What is more, it has been shown to work: a Michigan collaborator proved it worked after hooking patients up to a similar external model of the system. However, the implantable prototype isn’t going to be put into a human anytime soon.
After animal model experiments, the researchers expect to have this artificial kidney in clinical trials in 5-7 years.
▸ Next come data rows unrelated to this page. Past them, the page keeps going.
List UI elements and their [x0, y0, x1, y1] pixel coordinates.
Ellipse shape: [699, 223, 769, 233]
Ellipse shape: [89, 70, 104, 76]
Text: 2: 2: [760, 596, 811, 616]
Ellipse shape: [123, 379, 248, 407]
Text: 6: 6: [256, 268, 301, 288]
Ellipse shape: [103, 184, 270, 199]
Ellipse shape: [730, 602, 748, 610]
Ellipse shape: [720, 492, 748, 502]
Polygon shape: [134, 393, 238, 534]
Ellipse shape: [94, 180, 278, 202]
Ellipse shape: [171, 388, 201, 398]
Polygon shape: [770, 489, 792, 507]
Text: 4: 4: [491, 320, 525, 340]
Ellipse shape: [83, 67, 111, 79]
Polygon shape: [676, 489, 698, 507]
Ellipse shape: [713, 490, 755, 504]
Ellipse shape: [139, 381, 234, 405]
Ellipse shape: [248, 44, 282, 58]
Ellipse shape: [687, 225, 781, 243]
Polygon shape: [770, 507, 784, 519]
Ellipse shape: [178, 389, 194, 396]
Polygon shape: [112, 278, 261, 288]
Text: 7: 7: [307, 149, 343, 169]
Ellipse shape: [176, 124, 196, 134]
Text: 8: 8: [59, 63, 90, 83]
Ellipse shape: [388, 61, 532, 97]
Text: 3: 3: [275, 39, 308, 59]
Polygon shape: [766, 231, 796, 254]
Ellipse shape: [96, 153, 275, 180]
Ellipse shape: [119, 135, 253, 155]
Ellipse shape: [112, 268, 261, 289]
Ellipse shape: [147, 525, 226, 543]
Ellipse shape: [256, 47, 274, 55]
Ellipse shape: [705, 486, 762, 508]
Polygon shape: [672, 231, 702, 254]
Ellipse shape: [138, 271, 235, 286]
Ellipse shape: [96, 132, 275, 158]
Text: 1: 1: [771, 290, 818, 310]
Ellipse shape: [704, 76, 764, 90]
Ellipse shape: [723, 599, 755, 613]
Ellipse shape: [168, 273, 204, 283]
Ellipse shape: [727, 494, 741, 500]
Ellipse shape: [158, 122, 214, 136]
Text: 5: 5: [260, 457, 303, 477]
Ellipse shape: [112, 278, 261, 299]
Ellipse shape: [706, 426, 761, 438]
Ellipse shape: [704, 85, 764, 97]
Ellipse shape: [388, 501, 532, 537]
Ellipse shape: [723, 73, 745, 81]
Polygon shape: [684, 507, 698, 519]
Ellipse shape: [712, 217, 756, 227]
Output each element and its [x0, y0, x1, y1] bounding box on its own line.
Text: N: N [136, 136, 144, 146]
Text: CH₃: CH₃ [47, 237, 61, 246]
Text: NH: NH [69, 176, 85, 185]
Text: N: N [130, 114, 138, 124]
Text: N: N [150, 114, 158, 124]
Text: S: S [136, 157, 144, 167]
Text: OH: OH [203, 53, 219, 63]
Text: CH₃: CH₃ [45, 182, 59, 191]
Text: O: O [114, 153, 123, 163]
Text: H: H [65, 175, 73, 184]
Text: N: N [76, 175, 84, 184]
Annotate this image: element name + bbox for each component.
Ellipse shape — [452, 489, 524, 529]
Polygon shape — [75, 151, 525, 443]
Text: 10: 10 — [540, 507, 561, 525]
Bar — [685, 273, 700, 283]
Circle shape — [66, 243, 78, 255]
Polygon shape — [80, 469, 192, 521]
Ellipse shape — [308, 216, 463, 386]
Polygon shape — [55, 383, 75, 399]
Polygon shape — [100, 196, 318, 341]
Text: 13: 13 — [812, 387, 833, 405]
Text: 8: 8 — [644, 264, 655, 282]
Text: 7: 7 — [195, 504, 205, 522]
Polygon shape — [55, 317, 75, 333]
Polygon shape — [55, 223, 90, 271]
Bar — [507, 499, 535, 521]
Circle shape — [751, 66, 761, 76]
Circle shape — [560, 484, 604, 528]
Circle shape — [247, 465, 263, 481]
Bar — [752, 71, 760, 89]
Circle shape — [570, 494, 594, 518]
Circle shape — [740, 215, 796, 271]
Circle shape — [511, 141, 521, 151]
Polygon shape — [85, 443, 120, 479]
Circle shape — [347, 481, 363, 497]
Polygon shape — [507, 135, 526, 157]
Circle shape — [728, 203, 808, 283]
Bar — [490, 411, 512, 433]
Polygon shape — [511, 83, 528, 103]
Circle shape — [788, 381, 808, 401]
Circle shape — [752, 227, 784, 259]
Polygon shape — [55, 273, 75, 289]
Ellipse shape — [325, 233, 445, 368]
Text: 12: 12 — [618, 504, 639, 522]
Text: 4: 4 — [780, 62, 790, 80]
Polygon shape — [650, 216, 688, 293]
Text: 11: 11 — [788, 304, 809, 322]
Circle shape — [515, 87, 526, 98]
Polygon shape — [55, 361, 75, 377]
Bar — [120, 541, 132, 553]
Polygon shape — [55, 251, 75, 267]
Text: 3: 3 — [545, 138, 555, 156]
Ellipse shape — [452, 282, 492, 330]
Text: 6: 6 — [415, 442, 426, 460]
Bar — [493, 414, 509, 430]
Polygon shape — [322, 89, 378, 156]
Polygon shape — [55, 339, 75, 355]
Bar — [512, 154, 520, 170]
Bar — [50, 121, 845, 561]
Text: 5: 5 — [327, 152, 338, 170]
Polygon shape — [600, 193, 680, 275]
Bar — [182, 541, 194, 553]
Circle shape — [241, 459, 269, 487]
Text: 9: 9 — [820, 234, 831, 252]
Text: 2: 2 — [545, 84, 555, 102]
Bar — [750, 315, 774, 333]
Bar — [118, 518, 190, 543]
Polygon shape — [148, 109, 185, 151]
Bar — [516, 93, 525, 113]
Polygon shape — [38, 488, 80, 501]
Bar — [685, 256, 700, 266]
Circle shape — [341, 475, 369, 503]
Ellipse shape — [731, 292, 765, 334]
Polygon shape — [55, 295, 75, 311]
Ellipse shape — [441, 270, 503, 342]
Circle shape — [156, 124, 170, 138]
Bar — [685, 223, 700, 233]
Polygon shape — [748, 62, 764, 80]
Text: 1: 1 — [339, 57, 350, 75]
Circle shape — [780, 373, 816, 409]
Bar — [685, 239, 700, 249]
Eventually, Roy plans to unveil a coffee cup-sized device made with silicon fabrication technology, which is fitted with kidney cells, ready for implantation into patients. There will be no need for immune-suppressant medications. Check out his video:
There is still a way to go: for example, how to back-flush the filter and change the kidney cells when they wear out without operating? Maybe it will be worn outside the body until the flushing problem can be solved (see my post on the wearable kidney).
The interesting thing about this project is that it is one of a growing number of collaborations across scientific disciplines that accelerate the translation of academic research into real solutions for patients, according to Mary Anne Koda-Kimble, PharmD, Dean of the UCSF School of Pharmacy.
“This project shows what can be accomplished by teams of scientists with diverse expertise, collaborating to profoundly and more quickly improve the lives of patients worldwide.” You can find the most recent press release about the system here.
That’s the way the end of dialysis will come: through collaboration and insights across disciplines.
So the way I see it, we need to hang around until about 2016. It may not be exactly like the system shown here, but the days of dialysis are numbered.
In the meantime, stay healthy. Then when the time is right, get in the queue and take a number!